A force de vouloir surfer sur les valeurs du passé, Benkirane a fini par tomber dans la fange du populisme. Ses ministres ne sont pas en reste. Tous semblent aujourd'hui hautement apprécier ce discours. Analyse.
Quelle magistrale comédie de pouvoir ! Il ne se passe pas un jour sans que les islamistes aux commandes ne nous épatent par leur talent de démagogues. Quand Benkirane est appelé à se prononcer devant les députés (première et seconde Chambre) sur les graves dérives que connaît l'économie du pays et sur l'incapacité du gouvernement à trouver des solutions aux urgences, il n'hésite pas à avancer tout et son contraire. Tantôt il se désole de n'avoir aucune prise sur le processus décisionnel, tantôt il se gargarise de sa fonction de chef de gouvernement arrachée avec la bénédiction du peuple. Quant aux ministres, il les assimile à des électrons libres qui font ce qu’ils veulent d'une part, tout en estimant qu'aucun responsable ne peut prendre de décision sans en référer au chef du gouvernement d'autre part.

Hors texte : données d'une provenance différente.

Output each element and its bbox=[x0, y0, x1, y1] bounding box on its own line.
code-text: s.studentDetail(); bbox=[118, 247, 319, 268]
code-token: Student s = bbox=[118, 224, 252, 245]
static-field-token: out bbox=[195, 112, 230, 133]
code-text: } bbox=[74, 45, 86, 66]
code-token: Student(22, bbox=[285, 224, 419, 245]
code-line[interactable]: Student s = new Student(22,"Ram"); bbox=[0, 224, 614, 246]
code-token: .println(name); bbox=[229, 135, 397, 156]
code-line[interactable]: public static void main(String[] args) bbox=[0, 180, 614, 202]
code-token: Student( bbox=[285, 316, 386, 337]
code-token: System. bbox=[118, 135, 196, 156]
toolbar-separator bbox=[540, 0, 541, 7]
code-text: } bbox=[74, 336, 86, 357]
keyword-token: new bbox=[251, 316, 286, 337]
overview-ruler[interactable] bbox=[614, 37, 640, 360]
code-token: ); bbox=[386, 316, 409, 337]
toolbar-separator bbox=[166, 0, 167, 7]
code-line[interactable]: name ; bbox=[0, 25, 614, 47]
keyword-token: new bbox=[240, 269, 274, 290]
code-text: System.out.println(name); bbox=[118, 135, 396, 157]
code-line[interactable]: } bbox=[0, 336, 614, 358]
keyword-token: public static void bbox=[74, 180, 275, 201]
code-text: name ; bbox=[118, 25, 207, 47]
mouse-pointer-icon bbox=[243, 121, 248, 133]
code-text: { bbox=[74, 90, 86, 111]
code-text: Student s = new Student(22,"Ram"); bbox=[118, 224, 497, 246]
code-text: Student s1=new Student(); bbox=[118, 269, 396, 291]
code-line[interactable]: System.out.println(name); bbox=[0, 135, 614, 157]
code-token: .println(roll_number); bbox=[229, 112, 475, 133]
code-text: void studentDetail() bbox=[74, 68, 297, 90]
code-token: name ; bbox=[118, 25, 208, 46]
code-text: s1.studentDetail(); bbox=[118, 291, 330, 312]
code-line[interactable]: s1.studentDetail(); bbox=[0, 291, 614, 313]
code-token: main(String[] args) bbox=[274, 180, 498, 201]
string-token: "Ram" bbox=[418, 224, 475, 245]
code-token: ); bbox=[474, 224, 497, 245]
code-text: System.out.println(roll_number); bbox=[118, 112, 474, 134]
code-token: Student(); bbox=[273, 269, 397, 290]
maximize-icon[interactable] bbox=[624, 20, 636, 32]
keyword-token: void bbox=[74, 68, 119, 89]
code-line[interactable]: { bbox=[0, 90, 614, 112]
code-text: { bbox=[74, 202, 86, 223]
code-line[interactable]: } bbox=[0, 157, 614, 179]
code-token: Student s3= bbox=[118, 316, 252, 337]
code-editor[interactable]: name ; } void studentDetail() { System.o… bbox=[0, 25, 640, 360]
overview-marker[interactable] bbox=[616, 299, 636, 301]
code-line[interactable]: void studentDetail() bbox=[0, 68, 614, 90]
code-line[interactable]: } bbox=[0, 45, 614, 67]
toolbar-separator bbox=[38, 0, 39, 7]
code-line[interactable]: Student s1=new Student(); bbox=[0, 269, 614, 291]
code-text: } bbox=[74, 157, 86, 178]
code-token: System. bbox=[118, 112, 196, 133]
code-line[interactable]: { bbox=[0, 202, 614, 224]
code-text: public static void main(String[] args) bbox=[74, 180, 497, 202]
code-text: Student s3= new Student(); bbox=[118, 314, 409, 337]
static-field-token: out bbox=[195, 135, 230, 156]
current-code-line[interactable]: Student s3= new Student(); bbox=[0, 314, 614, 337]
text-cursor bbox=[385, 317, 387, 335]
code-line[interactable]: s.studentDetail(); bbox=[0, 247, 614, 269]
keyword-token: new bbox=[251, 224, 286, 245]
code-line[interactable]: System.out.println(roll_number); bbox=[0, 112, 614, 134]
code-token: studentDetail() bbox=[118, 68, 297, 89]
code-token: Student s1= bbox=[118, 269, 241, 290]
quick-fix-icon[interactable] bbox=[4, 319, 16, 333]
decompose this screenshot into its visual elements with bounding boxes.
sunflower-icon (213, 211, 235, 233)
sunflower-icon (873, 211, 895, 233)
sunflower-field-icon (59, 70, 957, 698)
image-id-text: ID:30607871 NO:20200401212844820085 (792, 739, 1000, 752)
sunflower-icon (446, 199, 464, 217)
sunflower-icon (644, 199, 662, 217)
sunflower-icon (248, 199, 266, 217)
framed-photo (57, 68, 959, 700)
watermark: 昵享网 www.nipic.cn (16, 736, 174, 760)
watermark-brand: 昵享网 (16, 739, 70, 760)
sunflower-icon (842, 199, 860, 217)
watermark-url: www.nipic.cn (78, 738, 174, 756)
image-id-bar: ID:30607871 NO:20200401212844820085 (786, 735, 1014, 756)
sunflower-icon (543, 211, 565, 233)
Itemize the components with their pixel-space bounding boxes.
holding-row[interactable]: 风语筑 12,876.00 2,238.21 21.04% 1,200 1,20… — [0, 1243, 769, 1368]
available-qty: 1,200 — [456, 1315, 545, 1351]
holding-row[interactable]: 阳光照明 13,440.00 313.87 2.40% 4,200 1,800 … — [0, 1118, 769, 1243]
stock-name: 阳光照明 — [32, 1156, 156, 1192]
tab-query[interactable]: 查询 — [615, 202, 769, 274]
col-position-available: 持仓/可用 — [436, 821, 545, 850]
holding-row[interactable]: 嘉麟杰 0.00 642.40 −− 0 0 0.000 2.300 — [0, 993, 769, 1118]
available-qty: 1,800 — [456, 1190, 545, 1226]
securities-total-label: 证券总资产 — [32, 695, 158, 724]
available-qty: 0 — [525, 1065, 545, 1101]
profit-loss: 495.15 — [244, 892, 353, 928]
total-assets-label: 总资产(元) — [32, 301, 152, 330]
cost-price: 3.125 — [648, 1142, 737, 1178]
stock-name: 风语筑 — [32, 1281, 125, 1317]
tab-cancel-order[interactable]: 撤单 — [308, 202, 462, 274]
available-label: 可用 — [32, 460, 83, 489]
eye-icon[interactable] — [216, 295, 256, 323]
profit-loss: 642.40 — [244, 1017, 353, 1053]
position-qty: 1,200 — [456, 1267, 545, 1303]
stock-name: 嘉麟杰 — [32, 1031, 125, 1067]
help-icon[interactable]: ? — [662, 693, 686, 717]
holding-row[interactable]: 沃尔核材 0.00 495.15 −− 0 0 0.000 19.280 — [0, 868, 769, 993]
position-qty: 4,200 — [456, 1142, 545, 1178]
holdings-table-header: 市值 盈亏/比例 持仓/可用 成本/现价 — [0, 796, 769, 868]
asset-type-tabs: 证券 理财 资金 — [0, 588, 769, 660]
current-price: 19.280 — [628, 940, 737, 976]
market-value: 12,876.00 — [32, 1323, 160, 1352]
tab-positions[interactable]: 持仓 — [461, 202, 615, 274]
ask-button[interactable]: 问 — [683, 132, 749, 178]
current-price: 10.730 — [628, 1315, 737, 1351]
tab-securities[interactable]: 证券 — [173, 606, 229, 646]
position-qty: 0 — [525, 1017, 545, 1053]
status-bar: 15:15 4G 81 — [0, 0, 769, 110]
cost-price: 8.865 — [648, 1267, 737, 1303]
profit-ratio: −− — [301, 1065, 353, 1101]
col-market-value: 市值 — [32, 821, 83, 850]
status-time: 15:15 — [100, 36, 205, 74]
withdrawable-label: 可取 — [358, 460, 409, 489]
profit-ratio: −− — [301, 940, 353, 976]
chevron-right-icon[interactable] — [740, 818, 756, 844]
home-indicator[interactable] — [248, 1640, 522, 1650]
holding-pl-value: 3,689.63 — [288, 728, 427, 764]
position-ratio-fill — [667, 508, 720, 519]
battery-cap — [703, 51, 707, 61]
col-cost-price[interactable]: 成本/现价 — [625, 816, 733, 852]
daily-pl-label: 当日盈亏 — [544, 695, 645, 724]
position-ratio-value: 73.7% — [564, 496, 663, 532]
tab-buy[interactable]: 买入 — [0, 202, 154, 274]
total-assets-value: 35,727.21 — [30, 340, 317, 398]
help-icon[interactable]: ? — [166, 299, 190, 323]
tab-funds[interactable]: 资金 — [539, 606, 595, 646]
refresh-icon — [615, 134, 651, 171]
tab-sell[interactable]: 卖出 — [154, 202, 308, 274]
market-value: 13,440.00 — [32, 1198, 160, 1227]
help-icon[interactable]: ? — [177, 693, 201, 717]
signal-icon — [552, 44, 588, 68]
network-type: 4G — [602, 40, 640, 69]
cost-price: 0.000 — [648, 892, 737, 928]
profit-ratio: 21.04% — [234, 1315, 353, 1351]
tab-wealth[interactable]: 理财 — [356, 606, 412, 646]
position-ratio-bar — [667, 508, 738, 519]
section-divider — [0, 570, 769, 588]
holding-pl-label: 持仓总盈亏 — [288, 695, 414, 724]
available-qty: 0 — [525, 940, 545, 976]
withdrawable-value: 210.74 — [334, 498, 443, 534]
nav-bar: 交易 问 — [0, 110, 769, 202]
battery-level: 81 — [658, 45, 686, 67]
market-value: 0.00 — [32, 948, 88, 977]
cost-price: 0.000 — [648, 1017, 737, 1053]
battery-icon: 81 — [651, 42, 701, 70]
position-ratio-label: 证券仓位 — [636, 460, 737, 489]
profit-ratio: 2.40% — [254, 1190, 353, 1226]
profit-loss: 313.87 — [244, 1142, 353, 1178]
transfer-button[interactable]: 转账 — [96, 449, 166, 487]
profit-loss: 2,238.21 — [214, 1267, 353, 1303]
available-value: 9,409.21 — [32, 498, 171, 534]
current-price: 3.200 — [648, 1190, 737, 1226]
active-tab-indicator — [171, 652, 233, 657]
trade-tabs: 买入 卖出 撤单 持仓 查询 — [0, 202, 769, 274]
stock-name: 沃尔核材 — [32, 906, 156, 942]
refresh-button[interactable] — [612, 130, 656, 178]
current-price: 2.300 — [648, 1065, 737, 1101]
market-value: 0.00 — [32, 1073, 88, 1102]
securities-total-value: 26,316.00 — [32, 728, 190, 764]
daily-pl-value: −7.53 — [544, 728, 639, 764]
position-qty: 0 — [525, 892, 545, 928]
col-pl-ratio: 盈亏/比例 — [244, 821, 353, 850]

Quand les parlementaires lui rétorquent qu'ils n'ont que faire de la cuisine interne du gouvernement et qu'ils attendent des données chiffrées, le chef du gouvernement perd son calme et n'hésite pas à stigmatiser les « crocodiles et autres démons » qui s'acharnent à porter des coups bas à la majorité. Qui sont ces crocodiles et autres démons qui empêchent le gouvernement de travailler ? La théorie du complot si chère aux chantres du populisme trouve là son expression la plus parfaite. Si l’on ajoute à cela l'incroyable propension de Benkirane et de la plupart des islamistes à rabaisser et à mépriser leurs adversaires politiques, la boucle est bouclée. En effet, dans leur discours, pointe souvent cette doctrine essentielle du père fondateur des Frères musulmans, Hassan El Banna, lequel considérait que « les musulmans d'aujourd'hui (déjà à l'époque !) n'étaient pas de bons fidèles et qu’il fallait les faire revenir aux valeurs d'antan ». En d’autres termes, les islamistes drapés de vertu seraient exempts de critique.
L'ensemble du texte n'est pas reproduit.